Mbah Noam Chomsky (1999) menegaskan bahwa “humanitarian intervention is often a cover for geopolitical dominance.” Bantuan dari negara besar sering kali hanyalah alat untuk mengontrol negara penerima.
Indonesia juga harus waspada. Tidak boleh ada perjanjian yang mengikat tanpa keuntungan nyata. Jika ada investasi asing, Indonesia harus tetap memiliki kendali atas sumber daya dan kebijakan ekonomi.
Sumber daya alam kini menjadi alat tawar dalam diplomasi
Trump mengungkap realitas dunia yang sebenarnya:
“Why should we keep giving money when you have what we need? How about a minerals deal instead?”
Amerika tidak akan memberikan bantuan tanpa imbalan. Jika sebuah negara memiliki sumber daya yang dibutuhkan, maka bantuan hanya akan datang dengan syarat tertentu.
China sudah memahami ini lebih dulu. Mereka menguasai pasokan rare earth dunia, memonopoli bahan baku teknologi tinggi. Eropa mulai panik mencari alternatif. Indonesia mulai memainkan kartunya dengan berani: larangan ekspor nikel mentah tetap dipertahankan.
Tapi itu belum cukup. Jika hanya menjadi penyedia bahan baku, Indonesia tetap hanya akan menjadi sumber daya bagi negara lain, bukan pemain utama.
Satu-satunya cara untuk mengubah posisi ini adalah dengan membangun rantai pasok sendiri. Tidak hanya menambang litium, tetapi memproduksi baterai EV. Tidak hanya menyediakan nikel, tetapi menjadi pusat industri teknologi energi masa depan.
Aliansi militer sekarang berbasis keuntungan, bukan loyalitas
Trump tidak berbasa-basi ketika berbicara soal keamanan:
“Security isn’t free. What’s in it for us?”

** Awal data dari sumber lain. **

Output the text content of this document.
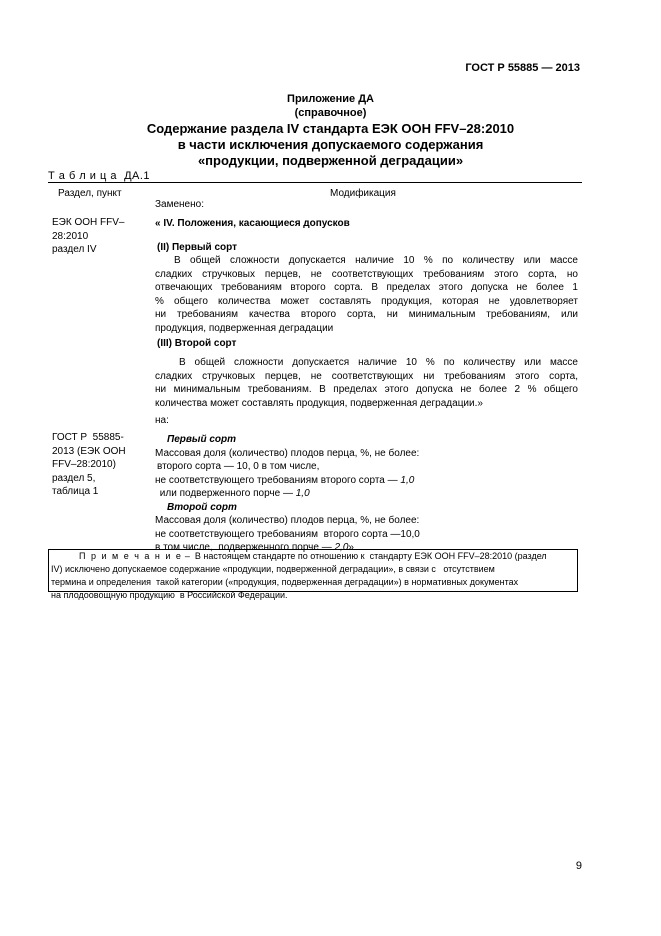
ГОСТ Р 55885 — 2013
Приложение ДА
(справочное)
Содержание раздела IV стандарта ЕЭК ООН FFV–28:2010
в части исключения допускаемого содержания
«продукции, подверженной деградации»
Т а б л и ц а  ДА.1
Раздел, пункт	Модификация
ЕЭК ООН FFV–
28:2010
раздел IV
Заменено:
« IV. Положения, касающиеся допусков
(II) Первый сорт
В общей сложности допускается наличие 10 % по количеству или массе
сладких стручковых перцев, не соответствующих требованиям этого сорта, но
отвечающих требованиям второго сорта. В пределах этого допуска не более 1
% общего количества может составлять продукция, которая не удовлетворяет
ни требованиям качества второго сорта, ни минимальным требованиям, или
продукция, подверженная деградации
(III) Второй сорт
В общей сложности допускается наличие 10 % по количеству или массе
сладких стручковых перцев, не соответствующих ни требованиям этого сорта,
ни минимальным требованиям. В пределах этого допуска не более 2 % общего
количества может составлять продукция, подверженная деградации.»
на:
ГОСТ Р  55885-
2013 (ЕЭК ООН
FFV–28:2010)
раздел 5,
таблица 1
Первый сорт
Массовая доля (количество) плодов перца, %, не более:
второго сорта — 10, 0 в том числе,
не соответствующего требованиям второго сорта — 1,0
или подверженного порче — 1,0
Второй сорт
Массовая доля (количество) плодов перца, %, не более:
не соответствующего требованиям  второго сорта —10,0
в том числе,  подверженного порче — 2,0»
П р и м е ч а н и е –  В настоящем стандарте по отношению к  стандарту ЕЭК ООН FFV–28:2010 (раздел
IV) исключено допускаемое содержание «продукции, подверженной деградации», в связи с   отсутствием
термина и определения  такой категории («продукция, подверженная деградации») в нормативных документах
на плодоовощную продукцию  в Российской Федерации.
9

Amerika Serikat tidak lagi menawarkan perlindungan cuma-cuma. Jika sebuah negara ingin mendapatkan dukungan militer, maka harus ada sesuatu yang bisa diberikan sebagai imbalan.
Dunia sudah berubah. Semua menjadi transaksi. Semua menjadi hitungan untung-rugi.
Tidak ada ruang bagi negara yang lemah. Tidak ada tempat bagi mereka yang hanya mengikuti arus.
“Dar’ul mafasid muqaddamun ‘ala jalbil mashalih.”
Menolak bahaya lebih utama daripada mendatangkan manfaat.
Prinsip ushul fiqh ini tidak hanya berlaku dalam hukum Islam, tetapi juga dalam strategi geopolitik. Indonesia harus memiliki kekuatan sendiri untuk menolak ancaman, bukan hanya berharap pada perlindungan dari negara lain.
Indonesia tidak boleh menjadi objek dalam permainan geopolitik.